I'm following an older tutorial learning Postgres, so it's possible maybe something has changed since it was published. In the tutorial (using psql) I create a table then do some insert statements. Here is the tutorial and corresponding psql commands that cause error:

http://www.postgresqlforbeginners.com/2010/11/create-table-and-constraints.html

create table people(
   id int PRIMARY KEY,
   name varchar NOT NULL
);
insert into people(0,'Steve Jobs');
insert into people(1,'Mike Markkula');
insert into people(2,'Mike Scott');
insert into people(3,'John Sculley');
insert into people(4,'Michael Spindler');
insert into people(5,'Gil Amelio');
insert into people(6,'Mike Scott');

I get this error for each insert statement:

ERROR:  syntax error at or near "0"
LINE 1: insert into people(0,'Steve Jobs');
                           ^

I've tried copy pasting, capitalizing the sql commands (ie INSERT), running the command from shell outside of psql, adding spaces, using " instead of ' quotes... All result in the same errors. Has something changed or am I possibly doing something wrong?

4

The problem is the missing values (as noted in a comment).

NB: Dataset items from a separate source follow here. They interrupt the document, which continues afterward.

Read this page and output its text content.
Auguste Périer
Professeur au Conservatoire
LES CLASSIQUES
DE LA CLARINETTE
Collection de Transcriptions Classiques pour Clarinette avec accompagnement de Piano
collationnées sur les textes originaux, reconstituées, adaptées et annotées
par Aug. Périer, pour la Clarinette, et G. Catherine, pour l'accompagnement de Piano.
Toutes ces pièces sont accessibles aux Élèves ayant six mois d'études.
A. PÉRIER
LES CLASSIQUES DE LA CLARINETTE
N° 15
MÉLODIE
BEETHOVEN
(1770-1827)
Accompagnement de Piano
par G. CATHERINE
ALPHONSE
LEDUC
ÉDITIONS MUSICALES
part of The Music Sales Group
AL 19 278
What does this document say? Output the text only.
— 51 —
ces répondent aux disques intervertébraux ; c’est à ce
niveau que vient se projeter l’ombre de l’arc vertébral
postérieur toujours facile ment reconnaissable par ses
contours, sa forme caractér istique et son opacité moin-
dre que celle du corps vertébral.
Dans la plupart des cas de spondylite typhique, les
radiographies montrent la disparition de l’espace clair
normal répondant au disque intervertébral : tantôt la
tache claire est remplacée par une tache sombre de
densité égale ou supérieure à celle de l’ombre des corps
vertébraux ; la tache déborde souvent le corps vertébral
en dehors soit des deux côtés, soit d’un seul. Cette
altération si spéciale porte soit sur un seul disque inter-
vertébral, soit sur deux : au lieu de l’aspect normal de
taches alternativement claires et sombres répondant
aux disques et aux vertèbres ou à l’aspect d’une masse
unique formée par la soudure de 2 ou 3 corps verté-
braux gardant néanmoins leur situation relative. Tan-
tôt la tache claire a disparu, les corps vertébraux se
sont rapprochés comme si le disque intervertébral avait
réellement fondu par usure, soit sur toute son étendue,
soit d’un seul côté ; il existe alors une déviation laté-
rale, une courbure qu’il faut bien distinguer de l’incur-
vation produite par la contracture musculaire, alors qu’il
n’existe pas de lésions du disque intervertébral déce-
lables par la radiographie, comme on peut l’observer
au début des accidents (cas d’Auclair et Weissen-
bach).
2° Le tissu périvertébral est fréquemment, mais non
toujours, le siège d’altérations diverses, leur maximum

I want to make some suggestions. First, whenever you use insert, you should always list the columns. This is especially important if you are learning the language -- you should be learning good habits.

Second, you don't need multiple inserts. A shorter way to insert multiple rows is:

insert into people (id, name)
    values (0,'Steve Jobs'),
           (1,'Mike Markkula'),
           (2,'Mike Scott'),
           (3,'John Sculley'),
           (4,'Michael Spindler'),
           (5,'Gil Amelio'),
           (6,'Mike Scott');

And you should learn about serial. A more common way to write this code would be:

create table people (
   id serial PRIMARY KEY,
   name varchar NOT NULL
);

insert into people (name)
    values ('Steve Jobs'),
           ('Mike Markkula'),
           ('Mike Scott'),
           ('John Sculley'),
           ('Michael Spindler'),
           ('Gil Amelio'),
           ('Mike Scott');

The id is assigned automatically by the database (starting at 1 rather than 0).

I should add: I am personally uncomfortable with having varchar without a length. This is perfectly fine in Postgres, but some databases would interpret it as varchar(1).